Vision more important than eyesight, says visually impaired Bokaro DC

An IAS officer getting posted as a deputy commissioner (DC) is no big deal, but it surely is if the person happens to be visually impaired.

RANCHI: An IAS officer getting posted as a deputy commissioner (DC) is no big deal, but it surely is if the person happens to be visually impaired. Jharkhand just broke new ground in inclusiveness by promoting Rajesh Kumar Singh to that post in Bokaro.

Just how rare such appointments are can be gauged from the fact that he is the first in the state and second visually impaired officer ever in India to occupy the position of a deputy commissioner. The first such appointment was made in Madhya Pradesh in 2014.

Reacting to the challenging assignment, Rajesh sought to use word play in Hindi to put his point across. The drishtikon (vision) is more important that drishti (eyesight), he emphasised. “Everyone has eyesight but very few know how to use it. Vision comes from experience, your inner being and the way you perceive things.
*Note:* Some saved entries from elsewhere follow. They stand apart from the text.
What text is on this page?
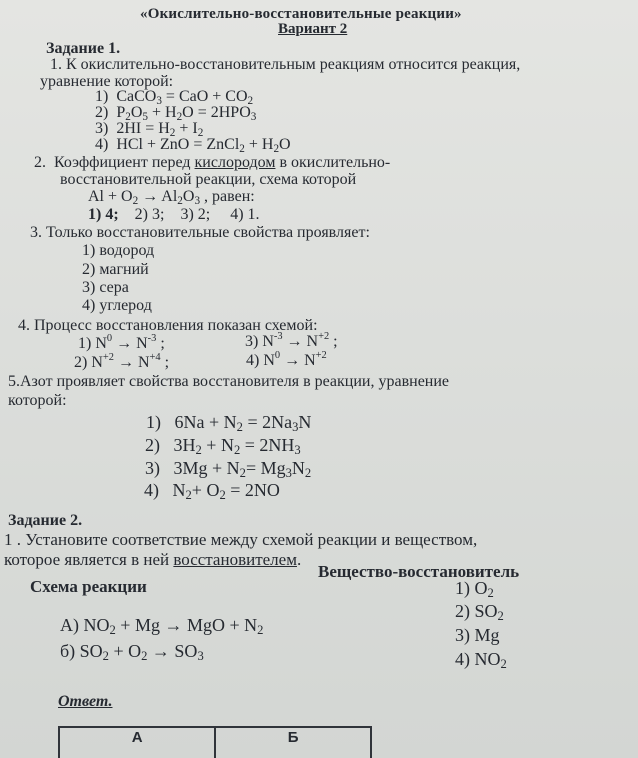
«Окислительно-восстановительные реакции»
Вариант 2
Задание 1.
1. К окислительно-восстановительным реакциям относится реакция,
уравнение которой:
1) CaCO$_3$ = CaO + $CO_2$
2) $P_2O_5 + H_2O = 2HPO_3$
3) $2HI = H_2 + I_2$
4) HCl + ZnO = ZnCl$_2$ + $H_2O$
2. Коэффициент перед кислородом в окислительно-
восстановительной реакции, схема которой
$Al + O_2 \to Al_2O_3$ , равен:
1) 4; 2) 3; 3) 2; 4) 1.
3. Только восстановительные свойства проявляет:
1) водород
2) магний
3) сера
4) углерод
4. Процесс восстановления показан схемой:
1) $N^0 \to N^{-3}$ ;	3) $N^{-3} \to N^{+2}$ ;
2) $N^{+2} \to N^{+4}$ ;	4) $N^0 \to N^{+2}$
5.Азот проявляет свойства восстановителя в реакции, уравнение
которой:
1) $6Na + N_2 = 2Na_3N$
2) $3H_2 + N_2 = 2NH_3$
3) $3Mg + N_2= Mg_3N_2$
4) $N_2+ O_2 = 2NO$
Задание 2.
1 . Установите соответствие между схемой реакции и веществом,
которое является в ней восстановителем.
Схема реакции
Вещество-восстановитель
А) $NO_2 + Mg$ → MgO + $N_2$
б) $SO_2 + O_2 \to SO_3$
1) $O_2$
2) $SO_2$
3) Mg
4) $NO_2$
Ответ.
А	Б
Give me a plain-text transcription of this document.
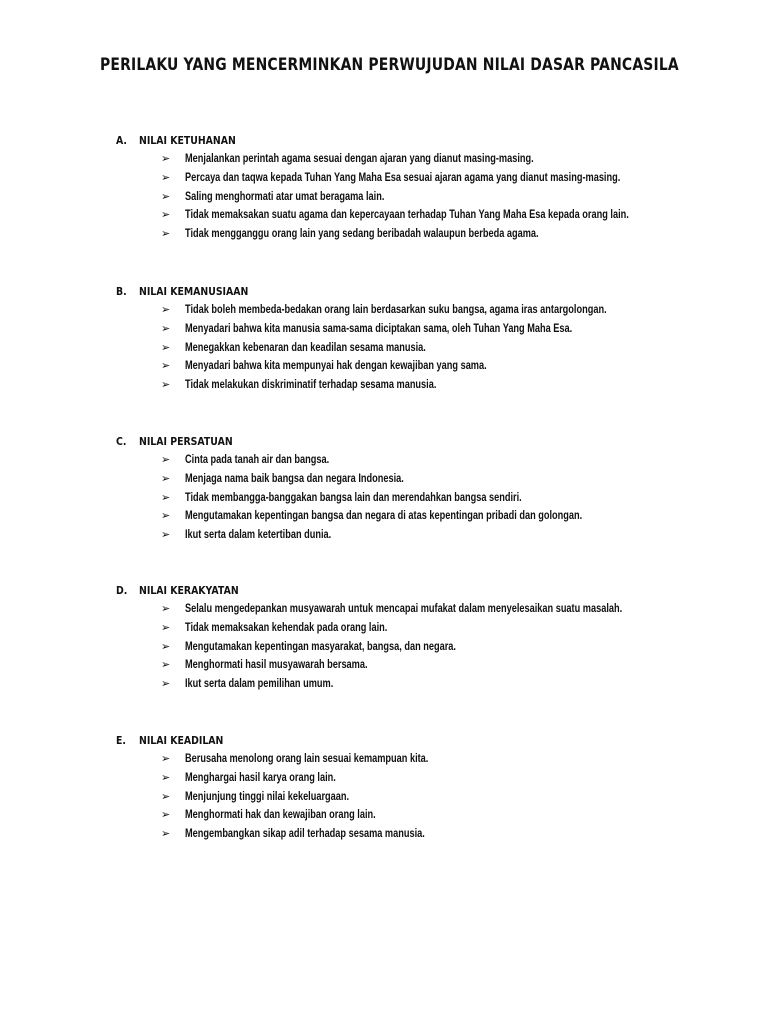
PERILAKU YANG MENCERMINKAN PERWUJUDAN NILAI DASAR PANCASILA
A. NILAI KETUHANAN
➢ Menjalankan perintah agama sesuai dengan ajaran yang dianut masing-masing.
➢ Percaya dan taqwa kepada Tuhan Yang Maha Esa sesuai ajaran agama yang dianut masing-masing.
➢ Saling menghormati atar umat beragama lain.
➢ Tidak memaksakan suatu agama dan kepercayaan terhadap Tuhan Yang Maha Esa kepada orang lain.
➢ Tidak mengganggu orang lain yang sedang beribadah walaupun berbeda agama.
B. NILAI KEMANUSIAAN
➢ Tidak boleh membeda-bedakan orang lain berdasarkan suku bangsa, agama iras antargolongan.
➢ Menyadari bahwa kita manusia sama-sama diciptakan sama, oleh Tuhan Yang Maha Esa.
➢ Menegakkan kebenaran dan keadilan sesama manusia.
➢ Menyadari bahwa kita mempunyai hak dengan kewajiban yang sama.
➢ Tidak melakukan diskriminatif terhadap sesama manusia.
C. NILAI PERSATUAN
➢ Cinta pada tanah air dan bangsa.
➢ Menjaga nama baik bangsa dan negara Indonesia.
➢ Tidak membangga-banggakan bangsa lain dan merendahkan bangsa sendiri.
➢ Mengutamakan kepentingan bangsa dan negara di atas kepentingan pribadi dan golongan.
➢ Ikut serta dalam ketertiban dunia.
D. NILAI KERAKYATAN
➢ Selalu mengedepankan musyawarah untuk mencapai mufakat dalam menyelesaikan suatu masalah.
➢ Tidak memaksakan kehendak pada orang lain.
➢ Mengutamakan kepentingan masyarakat, bangsa, dan negara.
➢ Menghormati hasil musyawarah bersama.
➢ Ikut serta dalam pemilihan umum.
E. NILAI KEADILAN
➢ Berusaha menolong orang lain sesuai kemampuan kita.
➢ Menghargai hasil karya orang lain.
➢ Menjunjung tinggi nilai kekeluargaan.
➢ Menghormati hak dan kewajiban orang lain.
➢ Mengembangkan sikap adil terhadap sesama manusia.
Therefore, what you hear is more important rather than merely looking at things without understanding them,” said the 2007 batch officer. Vision is a wider term that is more relevant for nation building, he added. Even to get his first posting, Rajesh had to wage a long legal battle against the Centre, which went right up to the Supreme Court. The first posting came in 2011 after the SC ruled in his favour.

Before his Bokaro assignment, Rajesh was posted as Special Secretary in the School Education and Literacy Department. He thanked Chief Minister Hemant Soren and Chief Secretary Jharkhand for taking the bold decision amid the coronavirus pandemic. Bokaro is also due to face a by-election soon, he added.
Though it took a lot of time for getting his first posting as also the DC’s position, Rajesh is not grumpy.

“In the first case there was a sense of success while in the second case there is opportunity. Both are important for me,” he said. He lost eyesight while playing cricket at very early age, but never lost hope. He studied at the JNU before making it to the civil services.